久米さんは語り口が軽妙だから、ついつい誤解してしまいそうですが、並みいる政治家たちに物おじしないで突っ込みを入れる(回顧)シーンを見ていると痛快で、あの金丸信もタジタジです(笑)。
座右の銘は「政治は風俗を語るように」久米宏さんが“テレビ報道に遺したもの”(テレビ朝日系(ANN)) - Yahoo!ニュース
でも、得意げにというか、調子に乗ってやっていたわけではないでしょう。証人尋問だか参考人招致だか忘れましたが、「心因反応」を理由に出席を拒んでいるというニュースを伝えた最後に、久米さんが「僕なんか、毎日心因反応ですよ」と吐き捨てるように言ったシーンをおぼえています。こういうのを久米さん一人、ニュースステーションだけにやらせていたわけでもなかったのが90年代の日本でした(TBSも1989年から記者の筑紫哲也さんをメインに据えたニュース番組News23を始めていましたから)。それから30年以上。今から考えれば稀有な時代だったのかもしれません。

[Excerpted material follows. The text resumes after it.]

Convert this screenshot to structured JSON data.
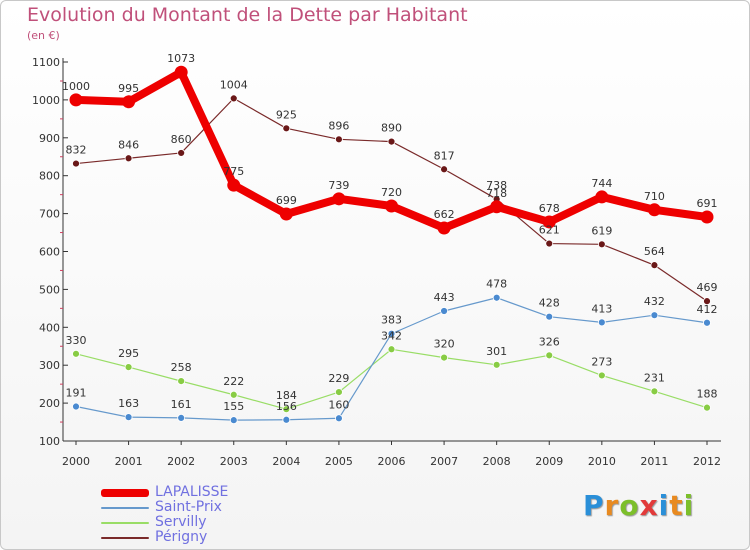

昨日、やっぱり(すいません、7や5.5どころじゃなかったです)解散総選挙をすると自維幹部に伝えた高市現首相も、当時だったら、まちがいなくスタジオに呼ばれて久米さん(あるいは筑紫さん)から根掘り葉掘り質問され、突っ込まれていたでしょう。なぜ、いま解散総選挙なのか。自維連立の信を問うというのなら、成果を上げてからの方がむしろ好ましいはずなのに、あえて年度予算成立を遅らせてまで強行する必要があるのか。つまり「大義」なんかなくて(自民党の)「自己都合」なんじゃないのか、等々。
TVで姿を見るだけの小生らと違い、間近で久米さんを見ていた関係者の喪失感は想像以上でしょう。でも、最後は笑ってお送りするのがいいのかなと思います。昨日の黒柳さんの「徹子の部屋」の制作スタッフにも同じものを感じました。ラブホの下りは見ていて大笑いしました。久米さんを見る黒柳さんの目。少女のようなその目がほんとに印象的です。
久米宏さん 黒柳徹子と「夜中に赤坂のラブホテルから出てきた」過去暴露 徹子の部屋過去放送で追悼(スポニチ) | 毎日新聞
久米さん、お疲れさま。粋で、ほんとにかっこよかったです。